Redação Plenax – Flavia Andrade
Decisão aponta suposta ausência de requisitos técnicos exigidos por lei para ocupação do cargo
A Justiça de Mato Grosso do Sul determinou o afastamento imediato de Carlos Alberto de Assis da presidência da Agência Estadual de Regulação de Serviços Públicos de Mato Grosso do Sul. A decisão foi proferida no fim da tarde de sexta-feira (15) pelo juiz Ariovaldo Nantes Corrêa.
Na decisão, o magistrado entendeu que a nomeação de Carlos Assis não atendeu aos critérios técnicos previstos na legislação estadual que regulamenta a ocupação do cargo.
Segundo o juiz, houve violação aos requisitos estabelecidos na Lei Estadual nº 2.363/2001, responsável por definir as exigências para investidura na função de diretor-presidente da agência reguladora.
“Há fundamentação expressa na sentença sobre a violação aos requisitos legais previstos na Lei Estadual n.º 2.363/2001, que regem a investidura no cargo, e, por consequência, resta demonstrada a ilegalidade da nomeação”, destacou o magistrado.
Com isso, a decisão determina o afastamento imediato do dirigente após a intimação oficial do Estado, sob pena de aplicação de multa em caso de descumprimento.
Apesar da determinação judicial, ainda cabe recurso. Caso o Governo do Estado apresente medida para contestar a decisão, os efeitos do afastamento poderão ser suspensos até julgamento definitivo do processo.

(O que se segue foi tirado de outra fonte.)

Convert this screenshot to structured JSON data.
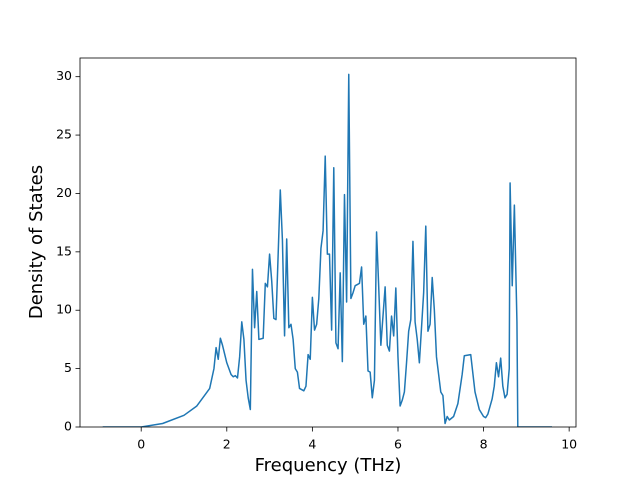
{
  "chart_data": {
    "type": "line",
    "xlabel": "Frequency (THz)",
    "ylabel": "Density of States",
    "color": "#1f77b4",
    "xlim": [
      -1.43,
      10.16
    ],
    "ylim": [
      0,
      31.6
    ],
    "xticks": [
      0,
      2,
      4,
      6,
      8,
      10
    ],
    "yticks": [
      0,
      5,
      10,
      15,
      20,
      25,
      30
    ],
    "grid": false,
    "x": [
      -0.9,
      0,
      0.5,
      1.0,
      1.3,
      1.5,
      1.6,
      1.7,
      1.75,
      1.8,
      1.85,
      1.9,
      2.0,
      2.1,
      2.15,
      2.2,
      2.25,
      2.3,
      2.35,
      2.4,
      2.45,
      2.5,
      2.55,
      2.6,
      2.65,
      2.7,
      2.75,
      2.85,
      2.9,
      2.95,
      3.0,
      3.05,
      3.1,
      3.15,
      3.25,
      3.3,
      3.35,
      3.4,
      3.45,
      3.5,
      3.55,
      3.6,
      3.65,
      3.7,
      3.8,
      3.85,
      3.9,
      3.95,
      4.0,
      4.05,
      4.1,
      4.15,
      4.2,
      4.25,
      4.3,
      4.35,
      4.4,
      4.45,
      4.5,
      4.55,
      4.6,
      4.65,
      4.7,
      4.75,
      4.8,
      4.85,
      4.9,
      4.95,
      5.0,
      5.05,
      5.1,
      5.15,
      5.2,
      5.25,
      5.3,
      5.35,
      5.4,
      5.45,
      5.5,
      5.55,
      5.6,
      5.7,
      5.75,
      5.8,
      5.85,
      5.9,
      5.95,
      6.0,
      6.05,
      6.1,
      6.15,
      6.2,
      6.25,
      6.3,
      6.35,
      6.4,
      6.45,
      6.5,
      6.55,
      6.6,
      6.65,
      6.7,
      6.75,
      6.8,
      6.85,
      6.9,
      6.95,
      7.0,
      7.05,
      7.1,
      7.15,
      7.2,
      7.3,
      7.4,
      7.5,
      7.55,
      7.7,
      7.8,
      7.9,
      8.0,
      8.05,
      8.1,
      8.2,
      8.25,
      8.3,
      8.35,
      8.4,
      8.45,
      8.5,
      8.55,
      8.6,
      8.62,
      8.67,
      8.72,
      8.78,
      8.8,
      9.6
    ],
    "values": [
      0,
      0,
      0.3,
      1.0,
      1.8,
      2.8,
      3.3,
      5.0,
      6.8,
      5.8,
      7.6,
      7.0,
      5.5,
      4.5,
      4.3,
      4.4,
      4.2,
      6.0,
      9.0,
      7.5,
      4.0,
      2.5,
      1.5,
      13.5,
      8.5,
      11.6,
      7.5,
      7.6,
      12.3,
      12.0,
      14.8,
      12.5,
      9.3,
      9.2,
      20.3,
      16.0,
      7.8,
      16.1,
      8.5,
      8.8,
      7.5,
      5.0,
      4.7,
      3.3,
      3.1,
      3.5,
      6.2,
      5.8,
      11.1,
      8.3,
      8.8,
      11,
      15.3,
      16.8,
      23.2,
      14.8,
      14.8,
      8.3,
      22.2,
      7.2,
      6.7,
      13.2,
      5.6,
      19.9,
      10.7,
      30.2,
      11.0,
      11.5,
      12.1,
      12.2,
      12.3,
      13.7,
      8.8,
      9.5,
      4.8,
      4.7,
      2.5,
      4.0,
      16.7,
      12,
      7.0,
      12.0,
      7.0,
      6.5,
      9.5,
      7.8,
      11.9,
      6.0,
      1.8,
      2.3,
      3.0,
      5.5,
      8.2,
      9.2,
      15.9,
      9.0,
      7.5,
      5.5,
      8.5,
      11.5,
      17.2,
      8.2,
      8.8,
      12.8,
      10,
      6,
      4.5,
      3.0,
      2.7,
      0.3,
      0.9,
      0.6,
      0.9,
      2.0,
      4.5,
      6.1,
      6.2,
      3.0,
      1.5,
      0.9,
      0.8,
      1.1,
      2.4,
      3.5,
      5.5,
      4.3,
      5.9,
      3.5,
      2.5,
      2.8,
      5.0,
      20.9,
      12.1,
      19.0,
      9.0,
      0,
      0
    ]
  }
}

A ação foi movida pelo deputado estadual João Henrique Catan, do Novo, que questionou judicialmente a nomeação de Carlos Assis ao comando da Agems.
O parlamentar argumenta que o atual diretor-presidente não possui os requisitos técnicos exigidos pela legislação para ocupar o cargo, tornando a nomeação irregular.

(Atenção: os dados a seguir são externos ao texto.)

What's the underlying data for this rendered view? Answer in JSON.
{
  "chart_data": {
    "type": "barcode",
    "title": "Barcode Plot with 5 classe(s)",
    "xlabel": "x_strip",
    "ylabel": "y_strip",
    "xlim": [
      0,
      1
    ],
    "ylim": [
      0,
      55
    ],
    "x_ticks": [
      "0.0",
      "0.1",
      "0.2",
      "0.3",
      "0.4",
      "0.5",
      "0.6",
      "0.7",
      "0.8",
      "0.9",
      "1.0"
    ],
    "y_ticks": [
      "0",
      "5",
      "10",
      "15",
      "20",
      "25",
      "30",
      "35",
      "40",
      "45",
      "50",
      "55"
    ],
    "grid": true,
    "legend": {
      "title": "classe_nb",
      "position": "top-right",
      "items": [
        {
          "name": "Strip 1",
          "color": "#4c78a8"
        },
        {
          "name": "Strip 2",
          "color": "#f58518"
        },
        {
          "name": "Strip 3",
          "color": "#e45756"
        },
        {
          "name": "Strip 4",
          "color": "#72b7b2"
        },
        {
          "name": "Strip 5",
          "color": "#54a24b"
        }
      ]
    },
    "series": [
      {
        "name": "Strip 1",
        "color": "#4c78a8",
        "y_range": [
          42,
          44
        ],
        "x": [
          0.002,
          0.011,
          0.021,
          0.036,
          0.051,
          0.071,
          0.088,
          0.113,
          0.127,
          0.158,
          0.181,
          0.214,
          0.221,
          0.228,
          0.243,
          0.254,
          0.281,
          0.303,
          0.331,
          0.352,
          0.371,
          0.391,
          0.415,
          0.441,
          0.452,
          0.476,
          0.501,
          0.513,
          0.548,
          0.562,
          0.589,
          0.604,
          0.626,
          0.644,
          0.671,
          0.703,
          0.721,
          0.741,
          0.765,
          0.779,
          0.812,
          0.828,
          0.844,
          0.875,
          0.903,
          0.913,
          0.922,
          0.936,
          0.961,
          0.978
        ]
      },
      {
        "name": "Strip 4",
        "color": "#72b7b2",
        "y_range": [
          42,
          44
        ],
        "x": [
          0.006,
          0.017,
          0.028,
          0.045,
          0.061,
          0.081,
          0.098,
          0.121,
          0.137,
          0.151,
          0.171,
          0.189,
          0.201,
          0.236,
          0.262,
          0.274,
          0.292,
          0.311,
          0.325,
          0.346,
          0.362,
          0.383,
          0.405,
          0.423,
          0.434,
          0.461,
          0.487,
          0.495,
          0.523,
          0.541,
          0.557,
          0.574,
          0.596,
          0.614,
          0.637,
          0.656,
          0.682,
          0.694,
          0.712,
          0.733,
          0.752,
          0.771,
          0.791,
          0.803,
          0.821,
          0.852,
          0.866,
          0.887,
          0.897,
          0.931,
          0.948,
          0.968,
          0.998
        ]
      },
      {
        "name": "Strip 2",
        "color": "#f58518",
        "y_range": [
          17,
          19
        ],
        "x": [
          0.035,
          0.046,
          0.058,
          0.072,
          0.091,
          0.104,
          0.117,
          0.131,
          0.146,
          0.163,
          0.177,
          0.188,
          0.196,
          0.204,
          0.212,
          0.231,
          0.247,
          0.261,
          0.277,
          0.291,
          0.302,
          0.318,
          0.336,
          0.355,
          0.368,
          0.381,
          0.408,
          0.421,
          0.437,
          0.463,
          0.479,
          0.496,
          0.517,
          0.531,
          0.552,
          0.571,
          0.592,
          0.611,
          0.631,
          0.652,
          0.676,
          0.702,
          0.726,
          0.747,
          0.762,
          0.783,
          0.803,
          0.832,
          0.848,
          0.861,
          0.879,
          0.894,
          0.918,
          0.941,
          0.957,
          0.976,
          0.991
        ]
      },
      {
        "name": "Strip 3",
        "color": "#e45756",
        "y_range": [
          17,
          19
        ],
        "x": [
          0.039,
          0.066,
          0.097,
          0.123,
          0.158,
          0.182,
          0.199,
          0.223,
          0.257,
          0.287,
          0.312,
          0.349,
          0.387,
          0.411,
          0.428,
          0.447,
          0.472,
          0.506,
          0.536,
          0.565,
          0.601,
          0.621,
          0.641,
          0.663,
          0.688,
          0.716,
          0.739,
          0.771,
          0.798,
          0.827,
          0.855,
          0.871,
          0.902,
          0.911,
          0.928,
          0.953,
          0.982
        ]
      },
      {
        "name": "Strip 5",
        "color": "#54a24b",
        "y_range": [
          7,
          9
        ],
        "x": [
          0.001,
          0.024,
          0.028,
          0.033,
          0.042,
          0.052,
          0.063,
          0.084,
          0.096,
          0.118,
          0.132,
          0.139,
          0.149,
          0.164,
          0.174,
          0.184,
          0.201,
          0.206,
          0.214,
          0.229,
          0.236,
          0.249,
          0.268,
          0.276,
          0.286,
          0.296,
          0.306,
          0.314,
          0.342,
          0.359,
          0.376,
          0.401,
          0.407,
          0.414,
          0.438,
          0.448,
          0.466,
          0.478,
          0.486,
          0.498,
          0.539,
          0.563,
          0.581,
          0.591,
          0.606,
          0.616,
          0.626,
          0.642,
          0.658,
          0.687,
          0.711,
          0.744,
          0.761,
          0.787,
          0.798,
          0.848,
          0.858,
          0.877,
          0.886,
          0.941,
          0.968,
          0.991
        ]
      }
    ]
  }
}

O caso se arrasta na Justiça desde o ano passado. Inicialmente, houve decisão liminar favorável ao afastamento de Carlos Assis. Posteriormente, em setembro de 2025, a Procuradoria-Geral do Estado (PGE) conseguiu decisão no Tribunal de Justiça de Mato Grosso do Sul (TJMS) autorizando sua permanência provisória no cargo até o julgamento final.
Em fevereiro deste ano, o juiz responsável pelo processo proferiu sentença reconhecendo a ilegalidade da nomeação e determinando novamente o afastamento.
Desde então, o Estado apresentou recursos para tentar reverter ou adiar o cumprimento da decisão judicial.
No fim de abril, João Henrique Catan voltou a se manifestar no processo, alegando que a sentença ainda não havia sido cumprida pelo governo estadual. Após nova análise, o magistrado reconheceu o descumprimento e reforçou a ordem de afastamento imediato.
A reportagem tentou contato com Carlos Alberto de Assis, mas não obteve retorno até a publicação desta matéria. O Governo do Estado também foi procurado e o espaço segue aberto para manifestação oficial.